While one arm of the Brussels bureaucracy – the European Commission – sent a warning to the big tax-avoiding tech firms with its Apple ruling, another has recently made their day. And possibly ruined Denis O'Brien's at the same time.
The Body of European Regulators for Electronic Communications (Berec) last week issued new guidelines about net neutrality that appear to have put the kibosh on O'Brien's plan to rally global telecommunications providers to give the likes of Google and Facebook a bloody nose by blocking their ads.
Berec says mobile phone companies, in particular, “should not block, slow down, alter, restrict, interfere with, degrade or discriminate advertising when providing” internet services to their customers. That appears to be that, then.

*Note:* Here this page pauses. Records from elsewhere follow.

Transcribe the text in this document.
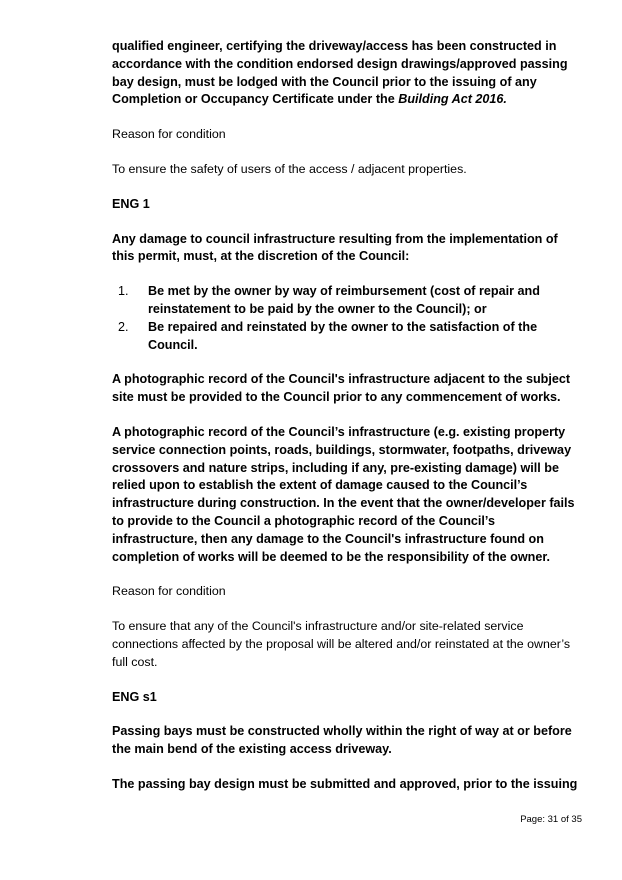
qualified engineer, certifying the driveway/access has been constructed in accordance with the condition endorsed design drawings/approved passing bay design, must be lodged with the Council prior to the issuing of any Completion or Occupancy Certificate under the Building Act 2016.

Reason for condition

To ensure the safety of users of the access / adjacent properties.

ENG 1

Any damage to council infrastructure resulting from the implementation of this permit, must, at the discretion of the Council:

1. Be met by the owner by way of reimbursement (cost of repair and reinstatement to be paid by the owner to the Council); or
2. Be repaired and reinstated by the owner to the satisfaction of the Council.

A photographic record of the Council's infrastructure adjacent to the subject site must be provided to the Council prior to any commencement of works.

A photographic record of the Council’s infrastructure (e.g. existing property service connection points, roads, buildings, stormwater, footpaths, driveway crossovers and nature strips, including if any, pre-existing damage) will be relied upon to establish the extent of damage caused to the Council’s infrastructure during construction. In the event that the owner/developer fails to provide to the Council a photographic record of the Council’s infrastructure, then any damage to the Council's infrastructure found on completion of works will be deemed to be the responsibility of the owner.

Reason for condition

To ensure that any of the Council's infrastructure and/or site-related service connections affected by the proposal will be altered and/or reinstated at the owner’s full cost.

ENG s1

Passing bays must be constructed wholly within the right of way at or before the main bend of the existing access driveway.

The passing bay design must be submitted and approved, prior to the issuing

Page: 31 of 35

This means European mobile operators will now be prevented from rolling out the sort of network-wide ad-blocking technology that O’Brien’s Digicel has installed on its entire system across the Caribbean.
Closely aligned
It also means that Three, the second-biggest operator in Ireland, will no longer be able to pilot ad-blocking technology across its network in the UK. The Irish unit of Three is closely aligned with the British division. If it had worked in the UK, it was only a matter of time before it reached Ireland.
Google, Facebook and the others can now breathe a little easier, as can smaller publishers such as the online sites of newspaper publishers, who would have been caught in the middle if network-wide ad-blocking had entered vogue.

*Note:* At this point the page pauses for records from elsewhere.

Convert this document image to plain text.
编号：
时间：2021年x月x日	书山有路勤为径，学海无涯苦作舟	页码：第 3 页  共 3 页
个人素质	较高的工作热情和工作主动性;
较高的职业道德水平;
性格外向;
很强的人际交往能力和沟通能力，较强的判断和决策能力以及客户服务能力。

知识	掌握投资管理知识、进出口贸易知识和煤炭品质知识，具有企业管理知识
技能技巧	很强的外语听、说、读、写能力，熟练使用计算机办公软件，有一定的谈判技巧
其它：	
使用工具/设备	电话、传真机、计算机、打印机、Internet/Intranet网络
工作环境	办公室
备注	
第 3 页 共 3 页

O’Brien’s idea had been to force the big web publishers to give his telco a slice of their enormous advertising revenues, achieved on the back of Digicel’s vast infrastructural investment, by threatening to otherwise block their ads. He thought of them as data-munching freeloaders.

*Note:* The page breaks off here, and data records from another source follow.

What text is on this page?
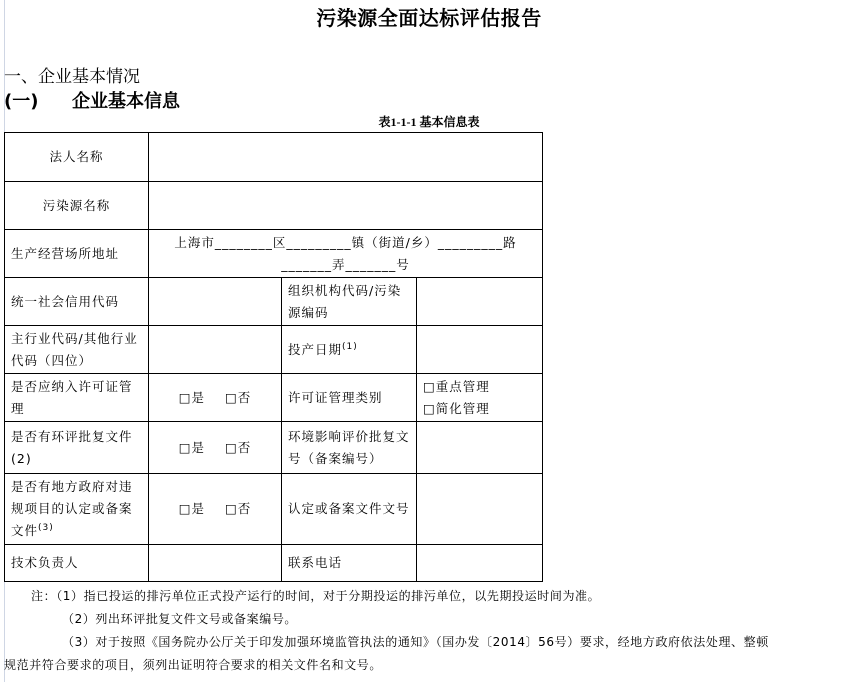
污染源全面达标评估报告
一、企业基本情况
(一) 企业基本信息
表1-1-1 基本信息表
法人名称			
污染源名称			
生产经营场所地址	上海市________区_________镇（街道/乡）_________路
_______弄_______号		

统一社会信用代码		组织机构代码/污染源编码	
主行业代码/其他行业代码（四位）		投产日期$^{(1)}$	
是否应纳入许可证管理	□是 □否	许可证管理类别	□重点管理
□简化管理

是否有环评批复文件(2)	□是 □否	环境影响评价批复文号（备案编号）	
是否有地方政府对违规项目的认定或备案文件$^{(3)}$	□是 □否	认定或备案文件文号	
技术负责人		联系电话	
注：（1）指已投运的排污单位正式投产运行的时间，对于分期投运的排污单位，以先期投运时间为准。
（2）列出环评批复文件文号或备案编号。
（3）对于按照《国务院办公厅关于印发加强环境监管执法的通知》（国办发〔2014〕56号）要求，经地方政府依法处理、整顿
规范并符合要求的项目，须列出证明符合要求的相关文件名和文号。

Google and Facebook could easily live with having their ads expunged from a regional network in the Caribbean. O'Brien, however, was also rallying the bigger operators, such as Vodafone, to consider installing the technology across Europe. That would have been far more dangerous for the US giants.
With Europe seemingly now off the agenda as far as network-wide ad blocking goes, it is hard to see where O’Brien’s campaign can go from here in terms of increasing his leverage.
O'Brien once accused Mark Zuckerberg of being "like the guy who comes to your party and drinks your champagne, and kisses your girls". In Europe, at least, it looks like he may also get to take them home.